Langkah pertama dalam pembahasan peranan
mahasiswa sebagai unsur modernisasi ini adalah kesadaran, bahwa bangsa kita
masih banyak mengalami keterbelakangan di segala bidang. Modernisasi ini
berarti perubahan kea rah yang lebih baik. Pengalaman menunjukkan bahwa merubah
suatu masyarakat memerlukan terlebih dahulu suatu pemahaman dari system nilai
sosial budaya yang mendalam. Walaupun terdengar paradoksal, namun merupakan
suatu kenyataan bahwa modernisasi harus berakar pada tradisi bangsa yang telah
kokoh kuat, yang merupakan sumber motivasi dari setiap langkah yang menyangkut
bangsa. Jepang adalah suatu contoh yang klasik dari modernisasi yang berhasil
dengan menggunakan tradisi Shinto yang amat kokoh.
Dengan demikian peranan sebagai modernisator ini memerlukan
suatu “literature sejarah” ialah kesadaran sejauh dari bangsa sendiri. Adalah
tidak benar, bahwa modernisasi hanyalah memerlukan import teknologi belaka.

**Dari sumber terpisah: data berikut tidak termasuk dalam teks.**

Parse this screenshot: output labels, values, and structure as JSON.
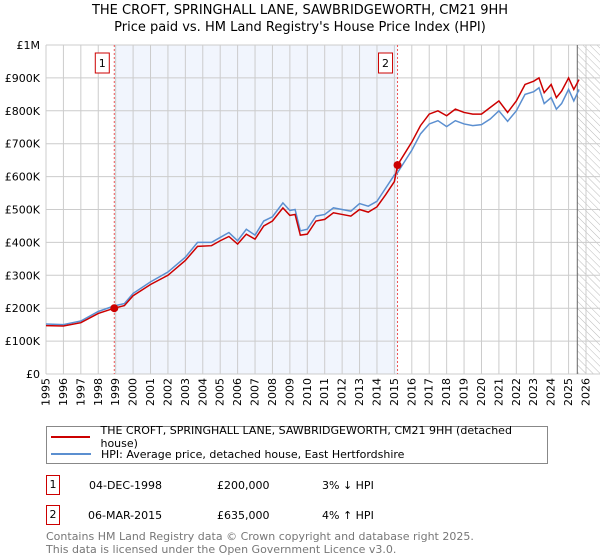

Teknologi yang diimport tanpa dukungan sosial yang serasi akan menjadi barang
rongsokan tanpa guna. Pembinaan dukungan sosial inilah salah satu langkah
strategis yang dapat dilakukan para mahasiswa, antara lain dengan mendidik
sebagian besar rakyat kita dipedesaan dengan pandangan baru.
Program pemerintah yang memanfaatkan tenaga
mahasiswa maupun para sarjana, untuk pembangunan daerah pedesaan lewat program
Kuliah Kerja Nyata (KKN) ternyata telah berhasil baik. Program ini yang dibiayai
dari APBN maupun APBD dalam rangka Pelita telah banyak menunjukkan manfaatnya.
Namun setelah para mahasiswa ini menyelesaikan kuliahnya dan menjadi sarjana,
minat untuk kerja nyata di desa menjadi menurun. Mengapa hal ini terjadi?
Jawabannya terletak pada posisi sosiologis dari mahasiswa kita secara
menyeluruh.
Kita melihat bahwa sistim pendidikan orientasi
dunia pendidikan merupakan lalu lintas satu arah, yaitu menuju ke kota. Suatu
penelitian yang pernah diadakan oleh sebuah universitas di Luar Jawa menunjukkan
bahwa, walaupun lebih dari setengah dari para mahasiswa berasal dari kalangan
petani dan pedagang, namun lebih dari
84% menjawab ingin menjadi pegawai negeri setelah tamat. Hal ini tidak
lain merupakan ujud dari orientasi kota dari kalangan mahasiswa, khususnya pada
universitas tersebut. [3]
Dari waktu ke waktu kita menyaksikan turunnya
para mahasiswa ke desa dalam rangka KKN. Dalam kesempatan seperti ini,
bertemulah berbagai unsure kemahasiswaan kita, baik yang mempunyai role image
sebagai intelektual maupun yang mempunyai role image sebagai professional
menghadapi masalah yang sama: yaitu pembentukan hari depan yang dihayati
bersama. Pengalaman ini banyak membentuk sikap mahasiswa kita yang akan
berpengaruh kelak dalam pengabdiannya kepada masyarakat. Namun, kini hal
tersebut hanyalah sekedar formalitas yang tak member substansi besar bagi
perubahan bermasyarakat di lingkungan yang sesungguhnya.
[1]
Syahrial Syarbaini, Pendidikan Pancasila: Implementasi Nilai-nilai Karakter
Bangsa di Perguruan Tinggi (Bogor: Penerbit Ghalia Indonesia, 2012), hlm
12.
[2]
Mohtar Mas’oed, Negara, Kapital dan Demokrasi (Yoryakarta: Pustaka
Pelajar, 1994) hlm 103.
[3]
Mohammad Djazman Al-Kindi, Akbar Tanjung, dkk, Mahasiswa dan Masa Depan
Politik Indonesia (Yogyakarta: PSIP DPP IMM, 1993), hlm 82-86.